Helper

We are snobs by nature. If salvation had ever depended on us, we would never have deigned to redeem the world by entering its sordid mangers.

Even when we come for a moment under the spell of the fairy-tale peasant who becomes king, the slave who delivers the city, the cinder girl who marries the prince — after all that, when left to ourselves, we regress to our native snobbery.    Like all snobs, we look down at the office of the helpers.

We think of “helping” as the inferior role, or as a downward movement.  And we feel any downward movement as a theft of our rightful dignity.

Here is the root flawed in the fallen vision:  to  think that helping someone do a thing is subordinated to the doing of the thing.  But this is not God’s view.  He was the King, yet He helped us, and in helping was glorified.  He sees helping as a role distinct unto itself; so distinct, in fact, it requires the most exquisite and refined skill set of all. His view is the revolutionary one, while ours is wholly conventional.
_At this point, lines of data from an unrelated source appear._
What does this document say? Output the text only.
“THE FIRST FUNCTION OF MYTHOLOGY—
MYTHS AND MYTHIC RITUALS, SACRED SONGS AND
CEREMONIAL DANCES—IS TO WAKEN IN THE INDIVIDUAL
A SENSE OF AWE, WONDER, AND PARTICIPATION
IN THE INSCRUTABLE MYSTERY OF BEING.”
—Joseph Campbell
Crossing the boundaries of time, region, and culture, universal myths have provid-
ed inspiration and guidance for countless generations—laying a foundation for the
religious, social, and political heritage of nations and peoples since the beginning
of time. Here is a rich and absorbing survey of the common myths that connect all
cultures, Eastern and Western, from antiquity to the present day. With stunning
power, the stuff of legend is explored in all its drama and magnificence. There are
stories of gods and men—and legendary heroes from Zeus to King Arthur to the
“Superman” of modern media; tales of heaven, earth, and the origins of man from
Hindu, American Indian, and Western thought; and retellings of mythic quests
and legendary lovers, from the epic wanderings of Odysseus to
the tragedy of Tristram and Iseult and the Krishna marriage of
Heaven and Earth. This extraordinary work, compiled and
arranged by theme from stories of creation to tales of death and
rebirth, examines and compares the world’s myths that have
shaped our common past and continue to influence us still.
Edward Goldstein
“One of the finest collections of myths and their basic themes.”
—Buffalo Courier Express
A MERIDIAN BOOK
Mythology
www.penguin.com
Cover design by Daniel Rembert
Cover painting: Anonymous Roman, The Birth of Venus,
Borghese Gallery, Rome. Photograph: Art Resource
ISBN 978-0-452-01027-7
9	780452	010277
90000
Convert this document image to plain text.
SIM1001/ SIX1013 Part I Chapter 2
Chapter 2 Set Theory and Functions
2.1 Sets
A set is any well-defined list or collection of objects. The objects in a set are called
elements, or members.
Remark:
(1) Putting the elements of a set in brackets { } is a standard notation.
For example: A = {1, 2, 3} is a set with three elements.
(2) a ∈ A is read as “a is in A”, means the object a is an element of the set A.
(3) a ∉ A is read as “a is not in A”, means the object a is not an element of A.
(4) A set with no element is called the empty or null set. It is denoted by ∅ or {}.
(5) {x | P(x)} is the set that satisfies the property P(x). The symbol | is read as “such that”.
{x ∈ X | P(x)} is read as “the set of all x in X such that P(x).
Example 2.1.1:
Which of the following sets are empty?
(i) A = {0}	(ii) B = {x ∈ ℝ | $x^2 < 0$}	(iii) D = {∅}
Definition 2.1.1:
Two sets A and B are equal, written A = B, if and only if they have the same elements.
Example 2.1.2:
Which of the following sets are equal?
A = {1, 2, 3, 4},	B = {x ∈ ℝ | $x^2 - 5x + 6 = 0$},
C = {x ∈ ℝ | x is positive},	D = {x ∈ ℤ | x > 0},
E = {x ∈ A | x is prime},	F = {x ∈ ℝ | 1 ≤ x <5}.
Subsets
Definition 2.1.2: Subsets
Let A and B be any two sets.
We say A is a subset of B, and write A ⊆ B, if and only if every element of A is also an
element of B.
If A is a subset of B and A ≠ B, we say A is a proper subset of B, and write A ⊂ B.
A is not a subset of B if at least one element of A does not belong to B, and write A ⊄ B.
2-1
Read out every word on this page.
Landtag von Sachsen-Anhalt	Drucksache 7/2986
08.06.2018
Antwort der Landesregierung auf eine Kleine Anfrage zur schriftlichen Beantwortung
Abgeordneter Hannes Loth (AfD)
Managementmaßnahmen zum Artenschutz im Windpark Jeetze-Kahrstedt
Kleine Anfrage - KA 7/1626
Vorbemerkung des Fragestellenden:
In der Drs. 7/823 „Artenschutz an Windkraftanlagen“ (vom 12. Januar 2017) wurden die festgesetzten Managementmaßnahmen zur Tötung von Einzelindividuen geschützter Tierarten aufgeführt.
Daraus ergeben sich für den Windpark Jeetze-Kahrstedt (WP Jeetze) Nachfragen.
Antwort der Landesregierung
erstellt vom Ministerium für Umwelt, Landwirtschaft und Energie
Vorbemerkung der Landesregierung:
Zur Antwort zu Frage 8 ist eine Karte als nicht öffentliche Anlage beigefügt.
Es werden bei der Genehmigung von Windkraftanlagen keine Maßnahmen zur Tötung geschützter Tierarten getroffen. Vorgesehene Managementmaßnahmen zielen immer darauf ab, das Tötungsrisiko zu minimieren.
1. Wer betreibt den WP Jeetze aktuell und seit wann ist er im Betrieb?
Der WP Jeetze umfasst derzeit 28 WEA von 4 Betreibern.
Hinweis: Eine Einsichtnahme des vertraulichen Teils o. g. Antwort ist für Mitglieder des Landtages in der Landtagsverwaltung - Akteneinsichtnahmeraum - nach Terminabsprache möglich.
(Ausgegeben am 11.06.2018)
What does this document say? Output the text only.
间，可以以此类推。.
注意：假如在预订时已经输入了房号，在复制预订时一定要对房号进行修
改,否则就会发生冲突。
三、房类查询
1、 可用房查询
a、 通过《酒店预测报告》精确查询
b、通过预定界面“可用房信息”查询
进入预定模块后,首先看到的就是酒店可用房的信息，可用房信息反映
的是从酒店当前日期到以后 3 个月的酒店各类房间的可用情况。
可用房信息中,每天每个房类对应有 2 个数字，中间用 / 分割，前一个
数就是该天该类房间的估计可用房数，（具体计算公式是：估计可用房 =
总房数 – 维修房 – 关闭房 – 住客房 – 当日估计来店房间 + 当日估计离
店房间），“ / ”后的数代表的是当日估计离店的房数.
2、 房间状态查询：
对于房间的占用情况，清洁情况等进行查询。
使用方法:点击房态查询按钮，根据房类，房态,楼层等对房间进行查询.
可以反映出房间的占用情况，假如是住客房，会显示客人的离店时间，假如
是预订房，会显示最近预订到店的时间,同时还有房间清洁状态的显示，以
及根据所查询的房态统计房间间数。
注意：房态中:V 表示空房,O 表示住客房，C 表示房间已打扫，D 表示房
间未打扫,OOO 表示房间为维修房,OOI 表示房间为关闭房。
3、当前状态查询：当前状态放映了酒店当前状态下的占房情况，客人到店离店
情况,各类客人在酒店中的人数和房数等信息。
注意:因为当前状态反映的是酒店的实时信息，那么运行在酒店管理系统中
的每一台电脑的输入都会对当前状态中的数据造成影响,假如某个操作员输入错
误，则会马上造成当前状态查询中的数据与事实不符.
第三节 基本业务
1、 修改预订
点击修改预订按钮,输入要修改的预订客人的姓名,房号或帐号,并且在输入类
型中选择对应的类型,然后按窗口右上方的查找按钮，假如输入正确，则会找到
This is really something to stop and think about, because it is in such simple language it is easy to miss  just how  completely it upends the universe.  So, stop right here: the helper of the gardener is not less than the gardener. The helper does not derive meaning from the helped, or from the work of the helped; the act of helping has its intrinsic and underived glory. Underived.

When Eve was appointed helper of Adam, she became something that Adam was not.  Her charism is a unique and noble charism,  and there is nothing over top of it in some hierarchy.

Indeed, the distinction of the helping office derives from the Godhead, who has named one of His Persons the Helper.

The unbaptized mind mocks this, and sees here a conspiracy to trick it with fancy words into slavery. It is suspicious of the father himself. I think the lack of a father’s love makes it hard to trust enough to find dignity in helping. The inability to trust is the unhappiness of the world.

The unbaptized mind scoffs, but the true loss of dignity is in the gasping, desperate clawing to move up. Because it is such an insult to our dignity, Jesus constantly condemns the upward ambition. Jesus constantly pictures His kingdom as a mirror image of the world’s.

The feminist objection to traditionalist gender conceptions is rooted in this snobbery. There is an embarrassment about not being the primary.  This is an inability to trust, a scar from a primordial insult.